Society tells us that artists are special people, endowed with gifts that the majority of us do not possess, a few specialists who do all our making and dreaming for us. This is a post industrial fantasy, one which William Morris argued against as long ago as 1884 in his lecture on Art and Socialism.

In fact the greatest artistic gift any of us can possess, is desire.

Doing art takes time, and a lot of us feel we don’t have enough time. We are all so busy. We let technology push us around, spending more time than we really want to on our phones, drifting further and further from ourselves while our real lives flow by underneath us like a hidden cataract of hours that internet-time, clock-time, selfie-time don’t know how to measure. We trade so much to inhabit spaces where our tender, irreplaceable bodies are reduced to imagery, and intimacy is compressed into mere information, that to close your eyes and sink your hands into a big cold primordial lump of clay is to begin to know the world, and yourself, in a new way. To begin with, those hands are the only tools you will need: those, and your full attention. You’re starting a relationship. Who knows what will come of it.

You will make something you’re pleased with. It might not be something that the art world can convert into currency, into commodity. But it will be none the worse for that. This art is part of what Lewis Hyde calls ‘the gift economy’ and it emerges from your own engagement with your own profundity, centred in your own body, immersed in the flow of time, of tradition, of other bodies, fully present to the body under your hands.

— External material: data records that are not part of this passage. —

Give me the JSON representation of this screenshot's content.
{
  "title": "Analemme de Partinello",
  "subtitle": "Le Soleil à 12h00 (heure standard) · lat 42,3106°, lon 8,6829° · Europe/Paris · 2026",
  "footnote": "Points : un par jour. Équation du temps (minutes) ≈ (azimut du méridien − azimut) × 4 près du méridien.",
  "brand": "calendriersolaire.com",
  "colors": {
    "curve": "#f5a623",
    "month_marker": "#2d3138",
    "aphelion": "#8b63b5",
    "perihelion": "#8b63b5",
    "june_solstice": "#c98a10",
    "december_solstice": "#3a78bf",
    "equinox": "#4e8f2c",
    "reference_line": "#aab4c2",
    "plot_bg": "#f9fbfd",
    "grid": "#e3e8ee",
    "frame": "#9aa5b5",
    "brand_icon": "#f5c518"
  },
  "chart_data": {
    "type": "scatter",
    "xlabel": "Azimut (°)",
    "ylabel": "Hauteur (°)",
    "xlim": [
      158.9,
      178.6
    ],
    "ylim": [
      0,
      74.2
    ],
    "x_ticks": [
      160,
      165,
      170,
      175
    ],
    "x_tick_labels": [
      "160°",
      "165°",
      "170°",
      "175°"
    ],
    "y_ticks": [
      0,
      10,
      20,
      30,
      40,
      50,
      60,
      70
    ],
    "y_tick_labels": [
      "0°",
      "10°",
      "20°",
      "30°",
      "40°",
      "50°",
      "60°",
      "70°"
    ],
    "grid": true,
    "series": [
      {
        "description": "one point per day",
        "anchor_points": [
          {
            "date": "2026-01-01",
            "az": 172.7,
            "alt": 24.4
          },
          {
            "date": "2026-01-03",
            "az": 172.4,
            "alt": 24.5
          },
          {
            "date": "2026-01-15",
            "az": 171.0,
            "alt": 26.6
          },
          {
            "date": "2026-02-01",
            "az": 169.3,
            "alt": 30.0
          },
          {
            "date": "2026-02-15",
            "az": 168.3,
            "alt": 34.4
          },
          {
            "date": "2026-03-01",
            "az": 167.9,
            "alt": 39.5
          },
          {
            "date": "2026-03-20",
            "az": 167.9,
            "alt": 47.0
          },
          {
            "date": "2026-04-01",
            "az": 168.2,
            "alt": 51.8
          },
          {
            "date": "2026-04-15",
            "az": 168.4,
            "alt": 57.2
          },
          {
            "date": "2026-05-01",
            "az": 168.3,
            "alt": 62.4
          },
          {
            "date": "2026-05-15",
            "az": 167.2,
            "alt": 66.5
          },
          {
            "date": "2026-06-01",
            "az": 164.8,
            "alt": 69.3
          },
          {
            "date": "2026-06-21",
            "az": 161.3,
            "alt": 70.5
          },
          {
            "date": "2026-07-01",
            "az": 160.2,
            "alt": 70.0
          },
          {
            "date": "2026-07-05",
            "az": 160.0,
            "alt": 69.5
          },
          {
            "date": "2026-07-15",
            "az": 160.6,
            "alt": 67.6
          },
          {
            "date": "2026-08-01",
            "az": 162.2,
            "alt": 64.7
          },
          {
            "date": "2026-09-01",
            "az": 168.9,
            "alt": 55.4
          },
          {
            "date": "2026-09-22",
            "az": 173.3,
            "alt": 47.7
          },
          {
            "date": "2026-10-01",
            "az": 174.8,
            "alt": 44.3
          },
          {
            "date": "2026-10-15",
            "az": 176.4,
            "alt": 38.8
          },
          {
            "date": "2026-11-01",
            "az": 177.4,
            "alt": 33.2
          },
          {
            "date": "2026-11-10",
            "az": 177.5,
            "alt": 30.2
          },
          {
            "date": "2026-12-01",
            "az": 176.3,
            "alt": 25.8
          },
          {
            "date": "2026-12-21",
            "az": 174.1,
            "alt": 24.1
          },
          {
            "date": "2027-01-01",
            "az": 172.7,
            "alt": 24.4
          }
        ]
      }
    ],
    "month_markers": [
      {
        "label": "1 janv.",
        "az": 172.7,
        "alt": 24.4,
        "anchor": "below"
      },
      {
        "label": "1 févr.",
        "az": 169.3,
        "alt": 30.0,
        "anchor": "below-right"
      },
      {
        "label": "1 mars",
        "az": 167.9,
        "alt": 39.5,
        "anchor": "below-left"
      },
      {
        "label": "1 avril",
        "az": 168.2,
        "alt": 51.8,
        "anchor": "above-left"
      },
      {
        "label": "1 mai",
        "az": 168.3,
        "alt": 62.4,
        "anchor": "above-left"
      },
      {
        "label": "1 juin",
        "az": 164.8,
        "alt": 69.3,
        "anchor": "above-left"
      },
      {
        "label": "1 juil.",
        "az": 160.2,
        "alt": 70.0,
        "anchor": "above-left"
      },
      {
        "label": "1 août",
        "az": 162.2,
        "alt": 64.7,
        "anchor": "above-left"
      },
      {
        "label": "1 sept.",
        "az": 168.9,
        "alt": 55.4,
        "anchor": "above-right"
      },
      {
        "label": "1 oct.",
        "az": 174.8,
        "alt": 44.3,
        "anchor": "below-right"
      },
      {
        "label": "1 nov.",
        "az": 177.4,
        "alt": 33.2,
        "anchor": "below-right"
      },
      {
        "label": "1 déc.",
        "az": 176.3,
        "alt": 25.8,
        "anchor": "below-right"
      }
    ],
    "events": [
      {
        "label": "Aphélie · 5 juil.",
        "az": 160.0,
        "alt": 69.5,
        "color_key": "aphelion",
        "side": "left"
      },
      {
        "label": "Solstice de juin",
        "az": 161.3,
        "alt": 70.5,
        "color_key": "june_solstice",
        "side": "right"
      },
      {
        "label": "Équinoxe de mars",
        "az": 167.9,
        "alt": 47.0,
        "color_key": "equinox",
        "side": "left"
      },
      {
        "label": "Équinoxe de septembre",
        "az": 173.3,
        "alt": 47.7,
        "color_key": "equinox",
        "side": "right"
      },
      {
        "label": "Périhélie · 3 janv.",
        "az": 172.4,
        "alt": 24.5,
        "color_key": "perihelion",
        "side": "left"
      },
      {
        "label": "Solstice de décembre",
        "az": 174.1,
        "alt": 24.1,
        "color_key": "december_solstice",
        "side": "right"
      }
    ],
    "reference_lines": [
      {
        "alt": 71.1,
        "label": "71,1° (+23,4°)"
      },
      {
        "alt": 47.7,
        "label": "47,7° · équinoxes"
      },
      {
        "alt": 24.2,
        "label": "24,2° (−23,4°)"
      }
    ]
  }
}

A couple of years ago I was fortunate enough to attend a lecture by Brian Eno. One of the most memorable, plangent phrases he used in this lecture was ‘beautiful things grow out of shit.’ That is to say, art comes about as part of a practice of dedicated attentiveness and determined development. It’s something we can all do. It may not be very good to begin with, but keep going. A lot of the time participants in our classes are surprised and pleased by what they have made after only a couple of hours. Or they start off with one idea but end up with something else – as if the clay has its own ideas. There’s reciprocity to the process, and a dignity and value to the finished vessel which takes in aesthetic categories, but also goes beyond, or around them.

It’s important to us that whatever they make, people will take their pieces into their lives and use them, handle them, eat and drink with them, pass them around.

I think art in general is as much about behaviour as it is about artefacts. I don’t find it helpful to think in terms of who is an artist and who is not, so much as ‘here’s an art practice, get involved.’ I don’t want to live surrounded by art objects detached from how they got there. I don’t see pottery as a middle-class hobby. Making is a necessity – beauty is a necessity – and the healing energy that comes from doing art is vitality for everyone.